Saturday, June 13, 2009

What Chuck and I Made for Dinner: June 13, 2009

Fish tacos, yellow rice with chickpeas, tomatillo salsa.

Our first year out of law school, Chuck clerked for a judge. That was a fantastic year. We made friends with all his co-clerks and the clerks for the other judges on the floor. We had dinners together, a couple of weekends away, a particularly fun Oscars party, if memory serves--a good time was had by all. At one dinner party, Chuck's co-clerk, Brian, made this insanely good salsa.

This salsa makes us nostalgic. It also makes us sweat--it is spicy! It's so good that the first year we had a vegetable garden, we planted tomatillos so we'd have a ready supply. They went crazy and took over the garden, and I'm not kidding. It's easier to buy them.

Where did Brian learn to make salsa like this? I have no idea and he wouldn't tell. But he was generous enough to share the recipe, which we still have on his law firm stationery. ("Memorandum: How to Make Salsa.") And now I am generous enough to share it with you.

Tomatillo salsa de arbol
2 t. vegetable oil
6 dried chiles de arbol, stemmed and crumbled
4 garlic cloves, diced
1/3 c. diced onion
2 lbs. tomatillos, cored

Heat the oil in a skillet over medium-high heat. Add chiles and garlic and cook, stirring, 1-2 minutes, until toasted. Transfer to a food processor; add onion and tomatillos. Process to blend. Makes 2 to 3 cups.

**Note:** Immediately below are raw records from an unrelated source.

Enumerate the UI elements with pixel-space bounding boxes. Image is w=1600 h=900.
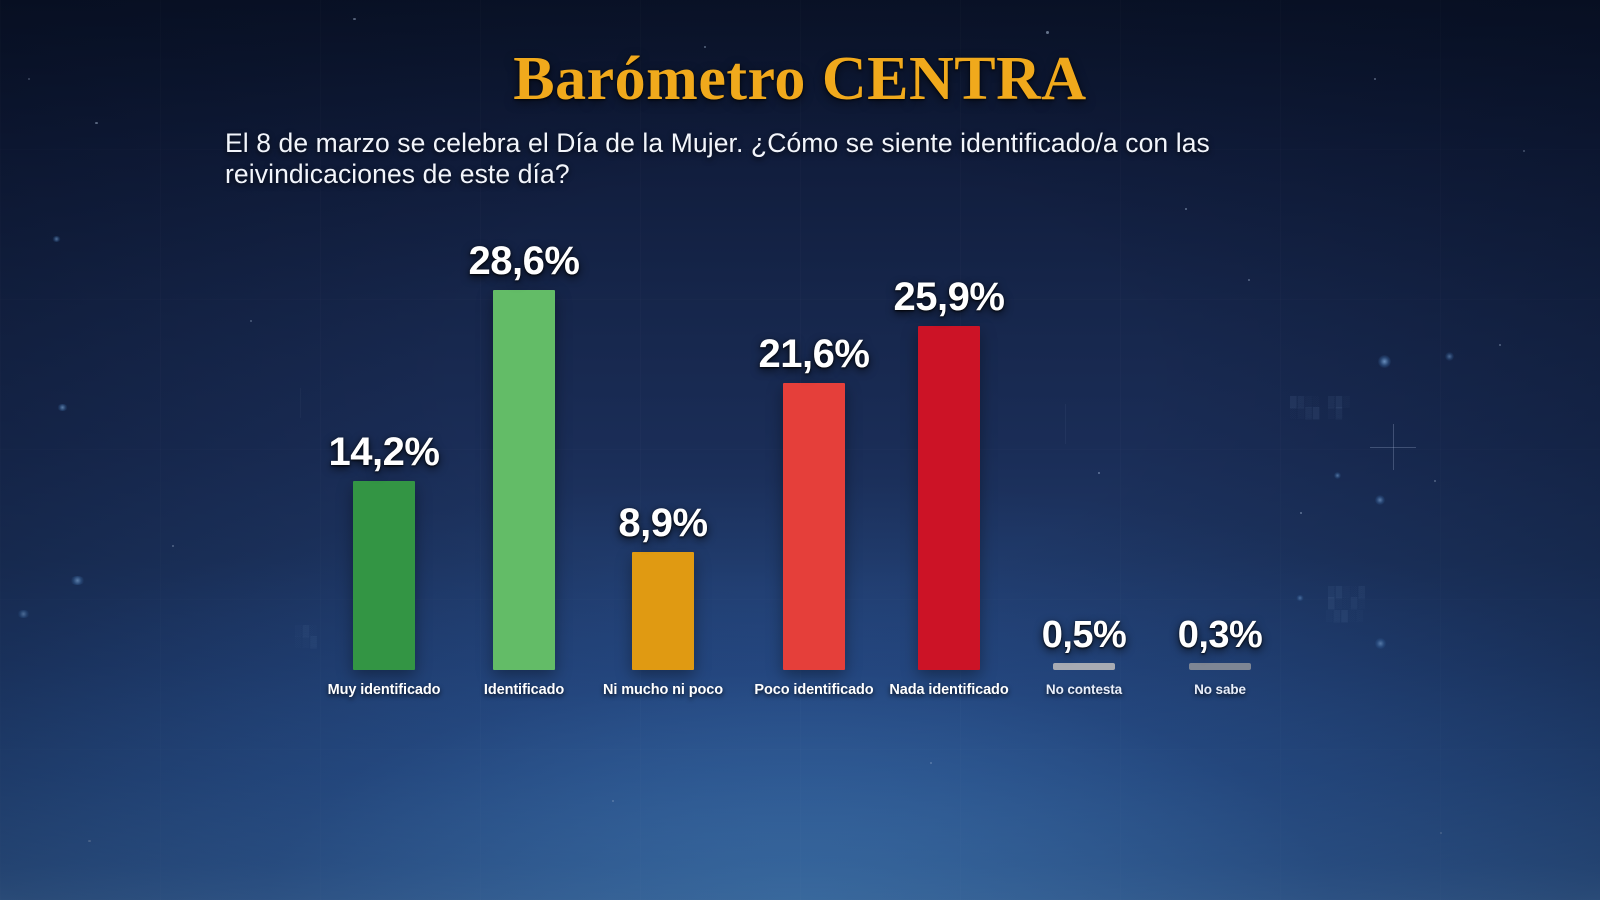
bar-1[interactable] (353, 481, 415, 670)
bar-category-label-1: Muy identificado (327, 682, 441, 698)
bar-group-4: 21,6% Poco identificado (754, 332, 873, 698)
bar-group-7: 0,3% No sabe (1178, 614, 1263, 697)
star-dot (1185, 208, 1187, 210)
bar-group-1: 14,2% Muy identificado (328, 430, 441, 698)
page-title: Barómetro CENTRA (513, 45, 1087, 113)
bar-3[interactable] (632, 551, 694, 670)
star-dot (1523, 150, 1525, 152)
glow-dot (57, 404, 68, 411)
bar-category-label-5: Nada identificado (889, 682, 1009, 698)
bar-group-6: 0,5% No contesta (1042, 614, 1127, 697)
glow-dot (1375, 495, 1385, 505)
bar-value-label-1: 14,2% (328, 430, 440, 475)
bar-value-label-3: 8,9% (618, 500, 708, 545)
glow-dot (1378, 355, 1391, 368)
star-dot (1300, 512, 1302, 514)
glow-dot (70, 576, 85, 585)
bar-value-label-4: 21,6% (758, 331, 870, 376)
star-dot (1248, 279, 1250, 281)
bar-2[interactable] (493, 289, 555, 670)
bar-5[interactable] (918, 325, 980, 670)
bar-value-label-2: 28,6% (468, 238, 580, 283)
glow-dot (1445, 352, 1454, 361)
bar-category-label-7: No sabe (1194, 682, 1246, 697)
background-texture-text: ▓█▒░▓ █▒░▓▒ (1328, 587, 1367, 610)
tick-mark (1065, 404, 1066, 444)
glow-dot (17, 610, 30, 618)
bar-group-5: 25,9% Nada identificado (889, 275, 1008, 698)
star-dot (612, 800, 614, 802)
star-dot (353, 18, 356, 20)
star-dot (1374, 78, 1376, 80)
star-dot (1098, 472, 1100, 474)
bar-4[interactable] (783, 382, 845, 670)
star-dot (1440, 832, 1442, 834)
background-texture-text: █▓▒░ ▓█▒ ░▒▓█ ▒▓ (1290, 397, 1351, 420)
star-dot (172, 545, 174, 547)
bar-group-2: 28,6% Identificado (469, 239, 580, 698)
star-dot (1499, 344, 1501, 346)
glow-dot (1296, 595, 1304, 601)
bar-value-label-6: 0,5% (1041, 614, 1127, 656)
background-texture-text: ▒▓█░▒ (1326, 611, 1365, 623)
star-dot (1434, 480, 1436, 482)
crosshair-mark (1393, 424, 1394, 470)
bar-group-3: 8,9% Ni mucho ni poco (603, 501, 723, 698)
bar-category-label-2: Identificado (483, 682, 565, 698)
star-dot (95, 122, 98, 124)
star-dot (28, 78, 30, 80)
bar-7[interactable] (1189, 663, 1251, 670)
crosshair-mark (1370, 447, 1416, 448)
background-texture-text: ▒▓░ ░▒▓ (295, 626, 318, 649)
bar-6[interactable] (1053, 663, 1115, 670)
bar-value-label-5: 25,9% (893, 274, 1005, 319)
star-dot (704, 46, 706, 48)
glow-dot (1334, 472, 1341, 479)
bar-category-label-3: Ni mucho ni poco (602, 682, 724, 698)
glow-dot (1375, 638, 1386, 649)
bar-category-label-6: No contesta (1045, 682, 1123, 697)
star-dot (930, 762, 932, 764)
glow-dot (52, 236, 61, 242)
bar-category-label-4: Poco identificado (754, 682, 874, 698)
star-dot (1046, 31, 1049, 34)
bar-value-label-7: 0,3% (1177, 614, 1263, 656)
star-dot (250, 320, 252, 322)
question-subtitle: El 8 de marzo se celebra el Día de la Mu… (225, 128, 1210, 189)
star-dot (88, 840, 91, 842)
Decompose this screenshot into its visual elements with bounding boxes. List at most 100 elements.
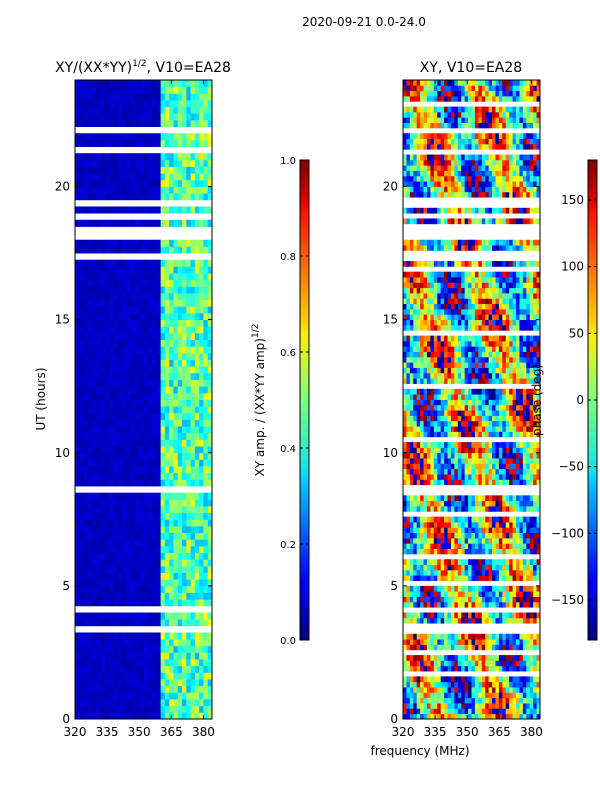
amplitude-cell: [122, 80, 127, 88]
amplitude-cell: [156, 359, 162, 367]
amplitude-cell: [96, 672, 102, 680]
amplitude-cell: [160, 426, 166, 434]
phase-cell: [519, 548, 524, 555]
phase-cell: [522, 703, 527, 709]
phase-cell: [516, 612, 520, 619]
phase-cell: [444, 372, 448, 379]
phase-cell: [516, 660, 520, 667]
phase-cell: [492, 575, 496, 581]
phase-cell: [430, 692, 435, 699]
amplitude-cell: [143, 379, 149, 387]
phase-cell: [526, 442, 531, 448]
phase-cell: [409, 399, 414, 406]
amplitude-cell: [104, 133, 110, 141]
amplitude-cell: [182, 379, 187, 387]
phase-cell: [526, 447, 531, 454]
phase-cell: [461, 575, 466, 581]
phase-cell: [413, 687, 418, 693]
amplitude-cell: [190, 326, 196, 334]
amplitude-cell: [92, 599, 97, 607]
amplitude-cell: [139, 665, 144, 673]
amplitude-cell: [139, 406, 144, 414]
phase-cell: [409, 665, 414, 672]
amplitude-cell: [109, 293, 114, 301]
amplitude-cell: [130, 319, 136, 327]
amplitude-cell: [207, 139, 212, 147]
phase-cell: [409, 548, 414, 555]
phase-cell: [498, 633, 503, 640]
amplitude-cell: [207, 312, 212, 321]
amplitude-cell: [199, 512, 204, 520]
amplitude-cell: [194, 266, 200, 274]
amplitude-cell: [207, 326, 212, 334]
amplitude-cell: [194, 532, 200, 540]
phase-cell: [498, 569, 503, 576]
amplitude-cell: [186, 632, 191, 640]
phase-cell: [440, 378, 445, 384]
amplitude-cell: [147, 279, 153, 287]
amplitude-cell: [139, 399, 144, 407]
phase-cell: [536, 713, 540, 719]
amplitude-cell: [156, 652, 162, 660]
phase-cell: [495, 617, 500, 624]
amplitude-cell: [203, 206, 209, 214]
amplitude-cell: [109, 80, 114, 88]
amplitude-cell: [152, 346, 157, 354]
amplitude-cell: [75, 412, 80, 420]
phase-cell: [403, 591, 407, 597]
amplitude-cell: [160, 359, 166, 367]
amplitude-cell: [173, 672, 179, 680]
phase-cell: [468, 692, 472, 699]
amplitude-cell: [83, 106, 89, 114]
amplitude-cell: [164, 512, 170, 520]
amplitude-cell: [194, 612, 200, 620]
amplitude-cell: [75, 692, 80, 700]
amplitude-cell: [147, 286, 153, 294]
phase-cell: [416, 458, 421, 464]
phase-cell: [464, 633, 469, 640]
amplitude-cell: [203, 572, 209, 580]
amplitude-cell: [96, 99, 102, 108]
amplitude-cell: [164, 266, 170, 274]
phase-cell: [409, 617, 414, 624]
phase-cell: [485, 687, 490, 693]
phase-cell: [430, 564, 435, 571]
phase-cell: [433, 463, 438, 470]
amplitude-cell: [75, 525, 80, 534]
phase-cell: [426, 644, 431, 651]
amplitude-cell: [152, 159, 157, 167]
phase-cell: [492, 516, 496, 523]
amplitude-cell: [117, 659, 123, 667]
amplitude-cell: [182, 239, 187, 247]
amplitude-cell: [169, 173, 174, 181]
phase-cell: [529, 447, 534, 454]
amplitude-cell: [156, 679, 162, 687]
phase-cell: [492, 687, 496, 693]
phase-cell: [492, 463, 496, 470]
amplitude-cell: [96, 80, 102, 88]
phase-cell: [471, 644, 476, 651]
phase-cell: [464, 596, 469, 603]
phase-cell: [495, 639, 500, 645]
amplitude-cell: [139, 645, 144, 653]
amplitude-cell: [173, 512, 179, 520]
amplitude-cell: [173, 359, 179, 367]
phase-cell: [409, 612, 414, 619]
phase-cell: [485, 506, 490, 512]
amplitude-cell: [160, 552, 166, 560]
amplitude-cell: [75, 679, 80, 687]
phase-cell: [440, 559, 445, 565]
amplitude-cell: [87, 512, 93, 520]
amplitude-cell: [160, 672, 166, 680]
amplitude-cell: [147, 379, 153, 387]
phase-cell: [516, 708, 520, 715]
phase-cell: [498, 452, 503, 459]
phase-cell: [457, 617, 462, 624]
amplitude-cell: [173, 352, 179, 360]
amplitude-cell: [186, 372, 191, 380]
amplitude-cell: [194, 599, 200, 607]
phase-cell: [516, 521, 520, 528]
phase-cell: [509, 394, 513, 400]
phase-cell: [413, 474, 418, 480]
phase-cell: [420, 692, 424, 699]
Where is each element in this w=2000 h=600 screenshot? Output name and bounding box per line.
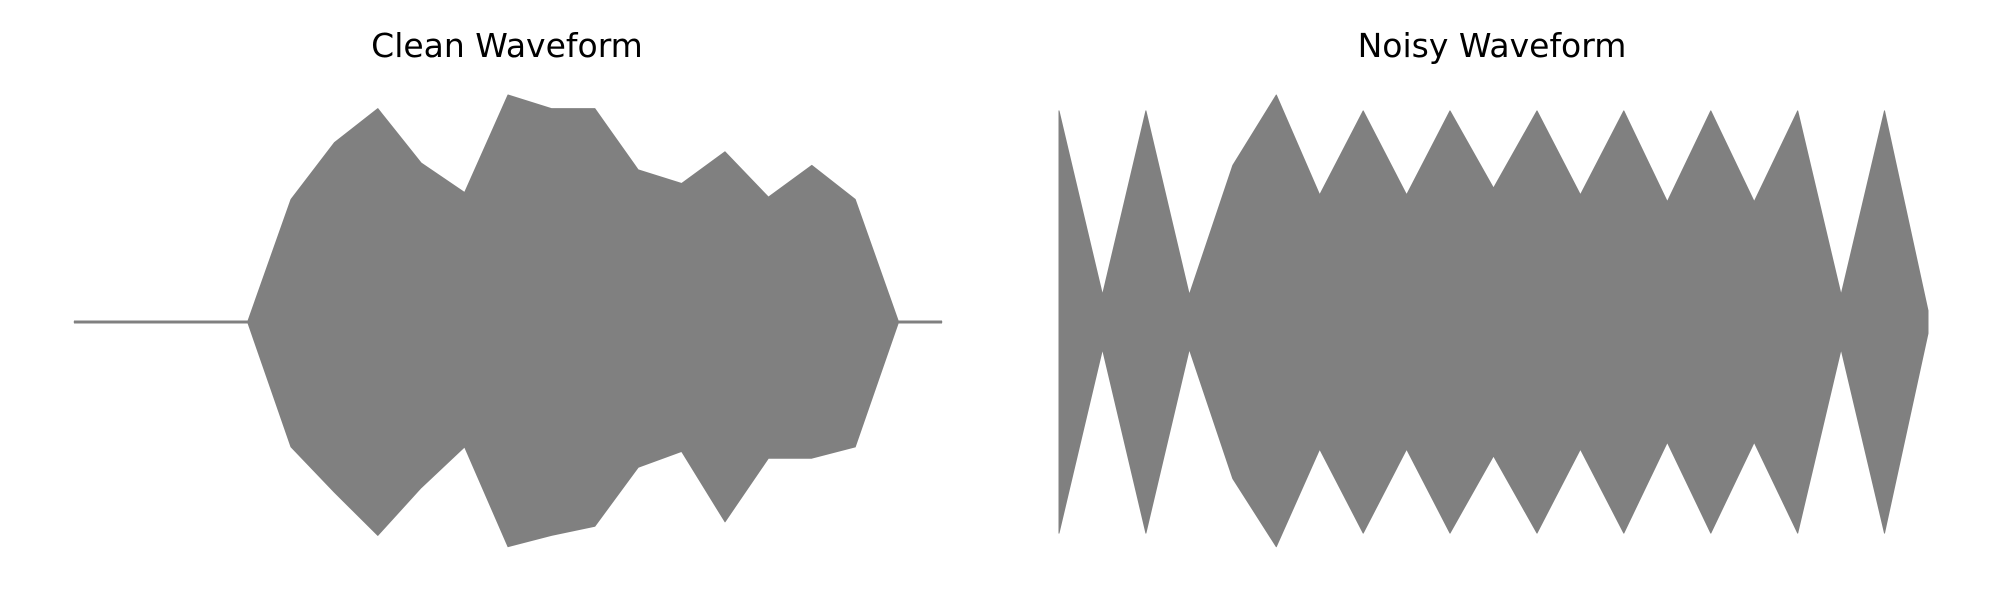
noisy-waveform-title: Noisy Waveform — [1358, 26, 1627, 65]
noisy-waveform-panel: Noisy Waveform — [1058, 26, 1929, 548]
waveform-envelope — [73, 94, 943, 548]
clean-waveform-panel: Clean Waveform — [73, 26, 943, 548]
waveform-envelope — [1058, 94, 1929, 548]
clean-waveform-title: Clean Waveform — [371, 26, 643, 65]
clean-waveform-plot — [73, 94, 943, 548]
noisy-waveform-plot — [1058, 94, 1929, 548]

  1. Are the dried chiles readily available in our neck 'o the woods? I'm lazy and asking instead of looking...

  2. Yes! Most supermarkets carry Melissa's brand dried peppers in the produce section. (I've also noticed that Wal-Mart has a top-notch selection of Mexican foods, so it probably carries them too.)

  3. In my country a similar salsa is called "Solterito" which means Bachelor. Mainly used with a dish named silpancho which recipe is in the link below.

    Note that the recipe is not completely accurate for the presentation and the preparation of the meat, I will suggest to use the following instructions for that:


    Place the pieces of meat into a Ziploc bag along with a cup or two of bread crumbs.
    Shake the bag and then proceed to gently pound each side of the bag with your fists. (1 centimeter thick each) Thin but sufficient to cover the plate.

    Place the rice equally on each plate. Put a potato in the middle
    Place meat, and vegetables on top of rice.